6. Conclusions and Future Work

This paper proposes a robust multimodal railway intrusion detection algorithm aimed at helping drivers assess the presence of foreign objects in the tracks, thus preventing potential accidents involving train collisions with intrusions. Our core idea revolves around using both LiDAR and cameras as sensors. We reconstruct the railway tracks using image information and utilize LiDAR scan results to detect intrusions. While LiDAR provides rich and accurate geometric information, it may fail to detect objects at longer distances. On the other hand, images captured by cameras offer rich semantic information, facilitating easy identification of track details, but they lack precise geometric information. Moreover, errors in image processing algorithms may arise due to variations in image quality and operational environments. To address these challenges, we propose a post-processing method that adaptively handles the results of image segmentation algorithms. We parse the expressions of the tracks in our defined space to determine where the train tracks will pass. Subsequently, we employ scanning algorithms to assess the intrusion status in the current environment.

The algorithm consists of the following steps:

• Define three coordinate systems: The LiDAR coordinate system, railway coordinate system, and camera image coordinate system. Feed the image into a neural network for semantic segmentation. Utilize the pose relationship between the camera coordinate system and the railway coordinate system to project the image results into a bird’s-eye view representation in the railway coordinate system;
• Perform coarse filtering of railway points based on prior information. Design a key point search algorithm based on track tracing to search for key points on each track. Then, use predefined constraints to segment and fit the track, obtaining the analytical expression of the railway track;
• Within the delineated track area, conduct a sliding window search and set thresholds for height and point cloud density to determine the presence of intrusions within the track.

Additionally, we collected and established a large-scale dataset known as the “Railway Intrusion Dataset”. This dataset includes data from two types of locomotives and data from 11 railway lines, comprising a total of 7547 real-world images. Furthermore, we manually annotated four representative scenes from this dataset for quantitative analysis.

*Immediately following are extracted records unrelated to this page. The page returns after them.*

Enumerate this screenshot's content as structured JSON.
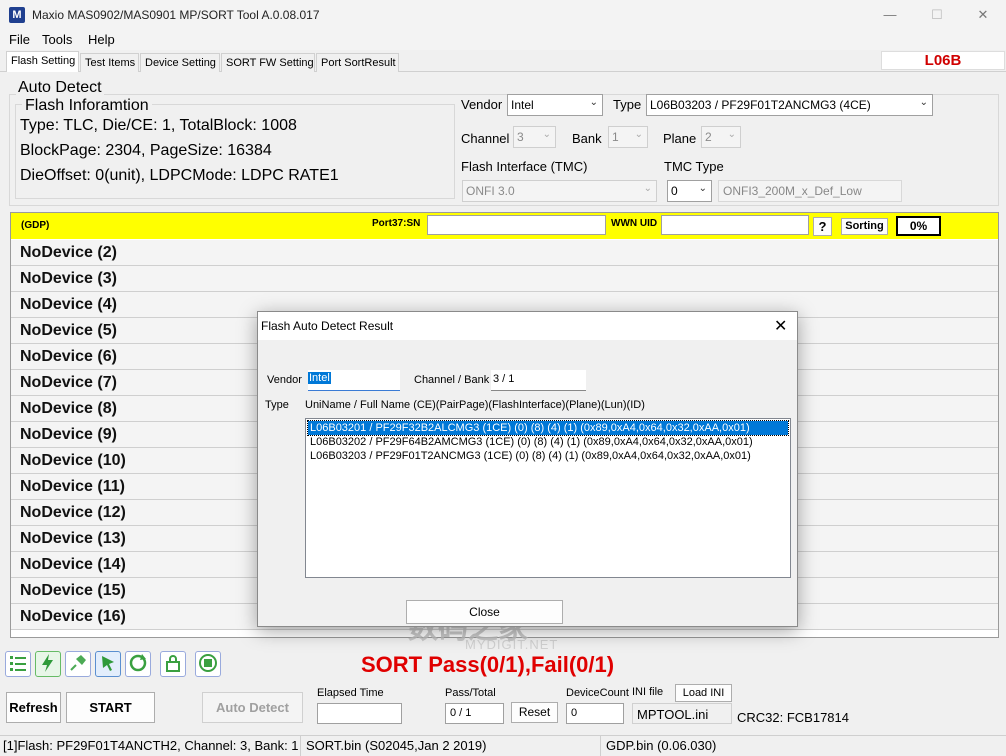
{
  "window": {
    "title": "Maxio MAS0902/MAS0901 MP/SORT Tool A.0.08.017",
    "icon_letter": "M",
    "minimize": "—",
    "maximize": "☐",
    "close": "✕"
  },
  "menu": [
    "File",
    "Tools",
    "Help"
  ],
  "tabs": [
    "Flash Setting",
    "Test Items",
    "Device Setting",
    "SORT FW Setting",
    "Port SortResult"
  ],
  "model_code": "L06B",
  "auto_detect": {
    "group_title": "Auto Detect",
    "flash_info_title": "Flash Inforamtion",
    "info_lines": [
      "Type: TLC, Die/CE: 1, TotalBlock: 1008",
      "BlockPage: 2304, PageSize: 16384",
      "DieOffset: 0(unit), LDPCMode: LDPC RATE1"
    ],
    "vendor_label": "Vendor",
    "vendor_value": "Intel",
    "type_label": "Type",
    "type_value": "L06B03203  /  PF29F01T2ANCMG3 (4CE)",
    "channel_label": "Channel",
    "channel_value": "3",
    "bank_label": "Bank",
    "bank_value": "1",
    "plane_label": "Plane",
    "plane_value": "2",
    "flash_interface_label": "Flash Interface (TMC)",
    "flash_interface_value": "ONFI 3.0",
    "tmc_type_label": "TMC Type",
    "tmc_type_value": "0",
    "tmc_mode_value": "ONFI3_200M_x_Def_Low"
  },
  "port_panel": {
    "gdp_label": "(GDP)",
    "sn_label": "Port37:SN",
    "sn_value": "",
    "wwn_label": "WWN UID",
    "wwn_value": "",
    "help_button": "?",
    "sorting_button": "Sorting",
    "progress": "0%",
    "devices": [
      "NoDevice (2)",
      "NoDevice (3)",
      "NoDevice (4)",
      "NoDevice (5)",
      "NoDevice (6)",
      "NoDevice (7)",
      "NoDevice (8)",
      "NoDevice (9)",
      "NoDevice (10)",
      "NoDevice (11)",
      "NoDevice (12)",
      "NoDevice (13)",
      "NoDevice (14)",
      "NoDevice (15)",
      "NoDevice (16)"
    ]
  },
  "toolbar_icons": [
    "list-icon",
    "lightning-icon",
    "pin-icon",
    "cursor-icon",
    "refresh-cycle-icon",
    "lock-icon",
    "stop-icon"
  ],
  "sort_result": "SORT  Pass(0/1),Fail(0/1)",
  "bottom": {
    "refresh_button": "Refresh",
    "start_button": "START",
    "auto_detect_button": "Auto Detect",
    "elapsed_label": "Elapsed Time",
    "elapsed_value": "",
    "pass_total_label": "Pass/Total",
    "pass_total_value": "0 / 1",
    "reset_button": "Reset",
    "device_count_label": "DeviceCount",
    "device_count_value": "0",
    "ini_label": "INI file",
    "load_ini_button": "Load INI",
    "ini_value": "MPTOOL.ini",
    "crc": "CRC32: FCB17814"
  },
  "status": {
    "flash": "[1]Flash: PF29F01T4ANCTH2, Channel: 3, Bank: 1",
    "sort_bin": "SORT.bin (S02045,Jan  2 2019)",
    "gdp_bin": "GDP.bin (0.06.030)"
  },
  "dialog": {
    "title": "Flash Auto Detect Result",
    "close_x": "✕",
    "vendor_label": "Vendor",
    "vendor_value": "Intel",
    "channel_bank_label": "Channel / Bank",
    "channel_bank_value": "3 / 1",
    "type_label": "Type",
    "columns_header": "UniName / Full Name (CE)(PairPage)(FlashInterface)(Plane)(Lun)(ID)",
    "rows": [
      "L06B03201  /  PF29F32B2ALCMG3 (1CE) (0) (8) (4) (1) (0x89,0xA4,0x64,0x32,0xAA,0x01)",
      "L06B03202  /  PF29F64B2AMCMG3 (1CE) (0) (8) (4) (1) (0x89,0xA4,0x64,0x32,0xAA,0x01)",
      "L06B03203  /  PF29F01T2ANCMG3 (1CE) (0) (8) (4) (1) (0x89,0xA4,0x64,0x32,0xAA,0x01)"
    ],
    "selected_row": 0,
    "close_button": "Close"
  },
  "watermark": {
    "text": "数码之家",
    "sub": "MYDIGIT.NET"
  }
}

Comparative results with other similar methods indicate that our proposed method has the longest effective working distance and highest accuracy. Furthermore, it exhibits a certain degree of robustness in extreme conditions such as adverse weather. Ablation experiments have demonstrated the effectiveness and necessity of each module in our method. In future research, we will focus on algorithm light weighting and investigate how to leverage parallel computing methods for GPU porting of the algorithm.